Morris was nice to me, gentle and soft spoken.  He was an accountant and the only one who worked in the family, which at that time was quite normal. 

Mara's grandmother, across the street, also spent days at her daughter's house.  She cooked all the time and was much nicer than the Lieberman grandmother.  She made gefilte fish, which I loved, and yummy chopped liver.  There was always something ethnic and delicious there to eat.  She looked entirely different from Miriam and Rebecca's grandmother.  She was round and short and her legs from the ankle up were the same thickness.  Later, her ankles swelled quite a bit and would bulge over the edges of her shoes, making those tight old lady shoes look very uncomfortable. 

One year when I was in 4th grade, there was a fire at the Lieberman house that started in the kitchen.  They all moved into the grandparent's apartment for the time it took to renovate the house.  It was late fall and when Hanukah came, they placed a Menorah in the window and lit the proper candles each night.  It looked so ghostly in the blackened picture window of the house.  I remember how it gave me the creeps to see the house empty and injured.  Once I visited Miriam and Rebecca at their grandmother's apartment.  It was comfortable and cozy and I do remember old photographs of ancestors in big, embellished frames on the walls there. 

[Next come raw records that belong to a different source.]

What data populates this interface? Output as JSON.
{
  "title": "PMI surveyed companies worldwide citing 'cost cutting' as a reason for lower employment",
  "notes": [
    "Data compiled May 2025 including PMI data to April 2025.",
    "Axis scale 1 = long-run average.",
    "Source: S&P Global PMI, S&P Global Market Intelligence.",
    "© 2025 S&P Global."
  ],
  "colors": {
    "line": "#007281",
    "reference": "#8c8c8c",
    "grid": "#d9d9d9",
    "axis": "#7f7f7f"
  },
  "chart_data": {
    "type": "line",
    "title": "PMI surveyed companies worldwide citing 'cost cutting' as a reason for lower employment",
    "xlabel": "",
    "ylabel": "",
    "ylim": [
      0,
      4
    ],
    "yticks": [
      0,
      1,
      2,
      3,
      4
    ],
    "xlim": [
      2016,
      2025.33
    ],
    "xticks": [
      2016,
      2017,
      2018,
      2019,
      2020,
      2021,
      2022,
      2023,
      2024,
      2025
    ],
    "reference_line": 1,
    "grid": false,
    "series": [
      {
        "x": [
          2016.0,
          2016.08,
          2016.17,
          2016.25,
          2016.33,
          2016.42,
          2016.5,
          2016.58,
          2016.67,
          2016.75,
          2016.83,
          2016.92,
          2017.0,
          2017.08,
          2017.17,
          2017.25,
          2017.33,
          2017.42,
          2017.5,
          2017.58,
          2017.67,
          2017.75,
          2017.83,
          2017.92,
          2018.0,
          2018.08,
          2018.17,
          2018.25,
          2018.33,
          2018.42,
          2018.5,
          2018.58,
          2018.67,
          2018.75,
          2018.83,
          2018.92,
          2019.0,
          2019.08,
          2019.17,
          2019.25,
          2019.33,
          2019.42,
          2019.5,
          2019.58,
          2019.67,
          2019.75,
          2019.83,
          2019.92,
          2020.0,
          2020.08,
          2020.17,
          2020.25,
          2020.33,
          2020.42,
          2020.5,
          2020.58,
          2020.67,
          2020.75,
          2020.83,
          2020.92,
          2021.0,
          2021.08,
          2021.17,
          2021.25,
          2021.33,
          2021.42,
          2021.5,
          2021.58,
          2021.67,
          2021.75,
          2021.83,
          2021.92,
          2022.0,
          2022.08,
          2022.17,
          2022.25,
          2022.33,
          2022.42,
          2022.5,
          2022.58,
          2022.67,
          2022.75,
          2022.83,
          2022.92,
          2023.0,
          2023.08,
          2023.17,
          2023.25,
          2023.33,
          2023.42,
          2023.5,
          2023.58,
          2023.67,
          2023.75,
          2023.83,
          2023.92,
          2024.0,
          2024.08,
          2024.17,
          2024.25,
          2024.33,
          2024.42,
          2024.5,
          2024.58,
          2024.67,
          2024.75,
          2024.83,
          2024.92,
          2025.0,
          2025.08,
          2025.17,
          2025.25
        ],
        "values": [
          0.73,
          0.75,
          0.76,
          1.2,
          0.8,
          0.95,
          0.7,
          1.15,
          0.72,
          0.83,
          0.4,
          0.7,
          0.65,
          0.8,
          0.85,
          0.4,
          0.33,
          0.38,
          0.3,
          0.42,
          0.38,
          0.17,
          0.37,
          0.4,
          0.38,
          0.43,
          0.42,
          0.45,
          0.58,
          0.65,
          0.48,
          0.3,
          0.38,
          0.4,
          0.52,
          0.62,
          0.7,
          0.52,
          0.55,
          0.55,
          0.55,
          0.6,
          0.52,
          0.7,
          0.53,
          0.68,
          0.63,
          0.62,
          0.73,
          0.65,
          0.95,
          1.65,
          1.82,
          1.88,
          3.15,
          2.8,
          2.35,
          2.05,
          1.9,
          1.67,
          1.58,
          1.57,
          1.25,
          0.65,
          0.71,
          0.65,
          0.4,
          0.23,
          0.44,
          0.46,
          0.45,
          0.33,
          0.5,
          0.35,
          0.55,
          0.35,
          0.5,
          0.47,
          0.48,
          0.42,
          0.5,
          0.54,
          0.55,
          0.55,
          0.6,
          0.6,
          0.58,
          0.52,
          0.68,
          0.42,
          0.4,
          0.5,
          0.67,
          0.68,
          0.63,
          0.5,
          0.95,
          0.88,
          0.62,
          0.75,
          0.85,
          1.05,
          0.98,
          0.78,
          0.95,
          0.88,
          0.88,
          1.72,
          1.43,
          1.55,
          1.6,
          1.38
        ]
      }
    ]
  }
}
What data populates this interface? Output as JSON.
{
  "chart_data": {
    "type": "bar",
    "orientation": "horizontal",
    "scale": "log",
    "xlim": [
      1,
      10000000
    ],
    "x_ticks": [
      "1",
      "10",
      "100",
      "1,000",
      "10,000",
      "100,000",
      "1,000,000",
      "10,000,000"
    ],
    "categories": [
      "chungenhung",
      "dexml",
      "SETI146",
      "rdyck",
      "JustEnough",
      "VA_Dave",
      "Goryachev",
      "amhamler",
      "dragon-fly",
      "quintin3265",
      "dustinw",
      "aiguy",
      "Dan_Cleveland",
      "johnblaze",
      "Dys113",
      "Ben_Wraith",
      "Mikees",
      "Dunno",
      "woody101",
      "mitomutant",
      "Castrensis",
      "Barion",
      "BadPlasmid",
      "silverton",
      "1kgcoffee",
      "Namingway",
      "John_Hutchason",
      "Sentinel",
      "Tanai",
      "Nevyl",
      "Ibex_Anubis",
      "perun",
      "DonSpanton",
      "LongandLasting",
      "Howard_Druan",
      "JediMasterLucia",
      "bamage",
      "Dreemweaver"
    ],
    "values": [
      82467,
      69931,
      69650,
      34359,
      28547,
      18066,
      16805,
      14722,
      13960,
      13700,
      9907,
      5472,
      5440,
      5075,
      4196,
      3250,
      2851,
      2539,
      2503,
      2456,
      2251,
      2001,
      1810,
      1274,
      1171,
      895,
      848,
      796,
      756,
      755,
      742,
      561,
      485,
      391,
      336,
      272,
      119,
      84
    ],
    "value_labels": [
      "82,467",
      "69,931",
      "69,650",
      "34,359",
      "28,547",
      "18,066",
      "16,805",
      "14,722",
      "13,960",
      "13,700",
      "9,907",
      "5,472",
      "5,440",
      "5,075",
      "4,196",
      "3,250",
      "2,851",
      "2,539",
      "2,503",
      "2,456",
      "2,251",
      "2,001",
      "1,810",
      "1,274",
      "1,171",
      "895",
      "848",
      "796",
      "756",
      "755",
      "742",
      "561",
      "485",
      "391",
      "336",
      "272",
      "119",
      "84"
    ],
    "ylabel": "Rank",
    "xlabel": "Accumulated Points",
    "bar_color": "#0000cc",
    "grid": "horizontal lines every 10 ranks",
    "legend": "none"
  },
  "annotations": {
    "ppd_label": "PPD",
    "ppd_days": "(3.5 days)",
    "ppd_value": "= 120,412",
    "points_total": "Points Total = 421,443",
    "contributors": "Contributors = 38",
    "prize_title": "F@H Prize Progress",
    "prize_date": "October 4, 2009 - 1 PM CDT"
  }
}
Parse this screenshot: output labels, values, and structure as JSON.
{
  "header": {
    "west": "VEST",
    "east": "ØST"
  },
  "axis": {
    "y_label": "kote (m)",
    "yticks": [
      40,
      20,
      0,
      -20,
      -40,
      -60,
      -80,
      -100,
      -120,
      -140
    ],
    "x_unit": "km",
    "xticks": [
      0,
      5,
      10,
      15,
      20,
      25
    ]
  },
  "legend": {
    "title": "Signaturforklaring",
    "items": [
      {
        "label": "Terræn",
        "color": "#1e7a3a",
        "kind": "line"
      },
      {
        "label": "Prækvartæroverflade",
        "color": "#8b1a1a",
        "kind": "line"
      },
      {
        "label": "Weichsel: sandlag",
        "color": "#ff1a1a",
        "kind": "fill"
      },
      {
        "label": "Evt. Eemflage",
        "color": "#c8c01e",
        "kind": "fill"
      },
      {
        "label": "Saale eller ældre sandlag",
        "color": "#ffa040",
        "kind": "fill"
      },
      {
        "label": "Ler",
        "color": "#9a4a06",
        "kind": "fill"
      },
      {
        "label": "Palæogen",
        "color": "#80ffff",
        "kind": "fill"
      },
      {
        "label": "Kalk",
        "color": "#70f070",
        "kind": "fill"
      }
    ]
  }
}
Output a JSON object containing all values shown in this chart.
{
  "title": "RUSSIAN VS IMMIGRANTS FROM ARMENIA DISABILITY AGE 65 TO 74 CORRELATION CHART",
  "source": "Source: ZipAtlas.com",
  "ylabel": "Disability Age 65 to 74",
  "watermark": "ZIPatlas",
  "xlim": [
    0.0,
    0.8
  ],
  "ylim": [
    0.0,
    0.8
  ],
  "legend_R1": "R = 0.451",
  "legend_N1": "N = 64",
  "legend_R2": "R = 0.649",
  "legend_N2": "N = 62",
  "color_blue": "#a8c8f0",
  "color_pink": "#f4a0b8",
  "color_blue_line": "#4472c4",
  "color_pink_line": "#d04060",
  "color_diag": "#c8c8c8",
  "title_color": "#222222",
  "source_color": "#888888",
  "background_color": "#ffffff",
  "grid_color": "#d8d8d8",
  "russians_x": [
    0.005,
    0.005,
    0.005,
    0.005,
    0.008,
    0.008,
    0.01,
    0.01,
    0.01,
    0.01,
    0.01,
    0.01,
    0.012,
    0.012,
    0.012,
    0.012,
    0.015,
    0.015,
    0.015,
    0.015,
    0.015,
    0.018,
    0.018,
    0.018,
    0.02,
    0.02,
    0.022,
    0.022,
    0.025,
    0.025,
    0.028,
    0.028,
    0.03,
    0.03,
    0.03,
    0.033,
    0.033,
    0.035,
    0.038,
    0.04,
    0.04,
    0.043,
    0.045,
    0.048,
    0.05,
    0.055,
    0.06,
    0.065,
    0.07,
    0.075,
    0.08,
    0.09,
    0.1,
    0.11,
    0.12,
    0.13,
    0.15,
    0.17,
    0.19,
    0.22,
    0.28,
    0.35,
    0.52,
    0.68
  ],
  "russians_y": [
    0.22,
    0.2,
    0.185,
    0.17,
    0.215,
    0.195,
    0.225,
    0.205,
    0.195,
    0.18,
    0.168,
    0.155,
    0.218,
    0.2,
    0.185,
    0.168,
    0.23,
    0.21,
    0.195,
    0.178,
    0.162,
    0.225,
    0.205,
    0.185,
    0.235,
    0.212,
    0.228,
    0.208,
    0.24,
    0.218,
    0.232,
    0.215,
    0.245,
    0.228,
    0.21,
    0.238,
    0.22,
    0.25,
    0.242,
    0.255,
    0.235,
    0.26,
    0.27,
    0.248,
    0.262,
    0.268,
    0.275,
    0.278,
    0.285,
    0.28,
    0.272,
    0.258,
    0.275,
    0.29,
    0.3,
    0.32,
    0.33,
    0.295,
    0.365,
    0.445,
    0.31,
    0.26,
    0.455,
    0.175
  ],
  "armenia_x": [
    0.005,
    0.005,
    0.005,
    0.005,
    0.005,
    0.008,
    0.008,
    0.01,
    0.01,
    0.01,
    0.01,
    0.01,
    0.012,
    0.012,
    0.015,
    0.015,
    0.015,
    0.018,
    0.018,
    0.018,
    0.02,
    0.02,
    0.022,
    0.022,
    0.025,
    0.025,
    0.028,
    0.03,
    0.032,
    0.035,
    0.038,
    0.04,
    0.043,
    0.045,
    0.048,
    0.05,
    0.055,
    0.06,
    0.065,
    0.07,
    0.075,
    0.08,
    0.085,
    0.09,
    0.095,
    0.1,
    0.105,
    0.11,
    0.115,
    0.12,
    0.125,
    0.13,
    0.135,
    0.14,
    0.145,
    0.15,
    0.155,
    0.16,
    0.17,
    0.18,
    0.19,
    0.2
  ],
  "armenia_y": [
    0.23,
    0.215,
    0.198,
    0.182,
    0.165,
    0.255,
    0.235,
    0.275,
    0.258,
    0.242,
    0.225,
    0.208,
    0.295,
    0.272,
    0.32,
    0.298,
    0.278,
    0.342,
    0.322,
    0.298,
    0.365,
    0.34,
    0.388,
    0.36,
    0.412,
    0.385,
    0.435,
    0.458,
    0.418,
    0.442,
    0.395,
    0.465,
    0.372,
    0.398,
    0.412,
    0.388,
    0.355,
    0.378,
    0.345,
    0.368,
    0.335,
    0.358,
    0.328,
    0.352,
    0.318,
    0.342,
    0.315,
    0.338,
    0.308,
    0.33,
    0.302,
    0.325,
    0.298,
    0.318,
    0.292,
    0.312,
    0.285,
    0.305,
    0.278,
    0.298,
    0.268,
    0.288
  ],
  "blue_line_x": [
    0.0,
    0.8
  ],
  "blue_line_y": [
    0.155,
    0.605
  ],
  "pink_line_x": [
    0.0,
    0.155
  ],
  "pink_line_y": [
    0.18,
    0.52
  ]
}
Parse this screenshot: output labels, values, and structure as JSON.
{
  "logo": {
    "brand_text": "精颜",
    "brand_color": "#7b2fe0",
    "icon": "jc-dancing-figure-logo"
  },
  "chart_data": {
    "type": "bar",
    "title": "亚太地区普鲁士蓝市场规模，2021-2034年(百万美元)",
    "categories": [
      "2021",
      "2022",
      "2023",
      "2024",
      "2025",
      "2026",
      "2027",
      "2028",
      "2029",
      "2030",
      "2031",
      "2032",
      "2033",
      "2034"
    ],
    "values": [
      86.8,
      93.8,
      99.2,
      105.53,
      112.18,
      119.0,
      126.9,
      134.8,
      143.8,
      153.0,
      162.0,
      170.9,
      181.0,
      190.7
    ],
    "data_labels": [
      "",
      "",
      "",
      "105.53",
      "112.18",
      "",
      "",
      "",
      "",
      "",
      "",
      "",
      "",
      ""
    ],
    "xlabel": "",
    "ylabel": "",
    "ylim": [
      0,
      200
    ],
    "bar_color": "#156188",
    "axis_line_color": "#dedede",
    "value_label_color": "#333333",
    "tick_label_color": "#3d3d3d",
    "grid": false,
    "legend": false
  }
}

I wish I could go back in time and be kinder and more understanding of these women - all of them, but especially the grandmothers and grandfathers.  I wish I could have learned their histories.  Even without the Holocaust, life was very dangerous in Europe for Jews, so no doubt they had stories to tell.  I was far too young to be able to do any of these things.  I didn't find out about the Holocaust until I was about 12 years old and my parents were watching "World At War".  There were the live scenes from the liberation of the concentration camps, bulldozers pushing stick thin, bald bodies;  arms, legs, staring eyes, heads in mountainous piles, rolling over and over, the parts sticking up at crazy angles.  I was absolutely stunned, frightened and shocked.  I remember asking my parents about what we were watching and they explained a bit, but no one could ever explain how this could happen in a supposedly civilized world, committed by a very civilized country.   I knew from that point on that the world in which I lived was not what I had grown up to believe and I've never been the same.  I have no illusions about human beings and what they are capable of. 

2 comments:

cand051997 said...

Nice job of changing the names and then you go to the real names at the end. . . .Investigative reporter you are not - your sources would have never kept their anonymity and probably would have had their own reality show.. . .Nice story though. . . .I remember them the same way. . . . .

Susan Humeston said...

Look at it now. I was in the middle of changing it and I had a computer problem for about 10 minutes so I couldn't finish it. It should be good now. By the way - the book was fabulous.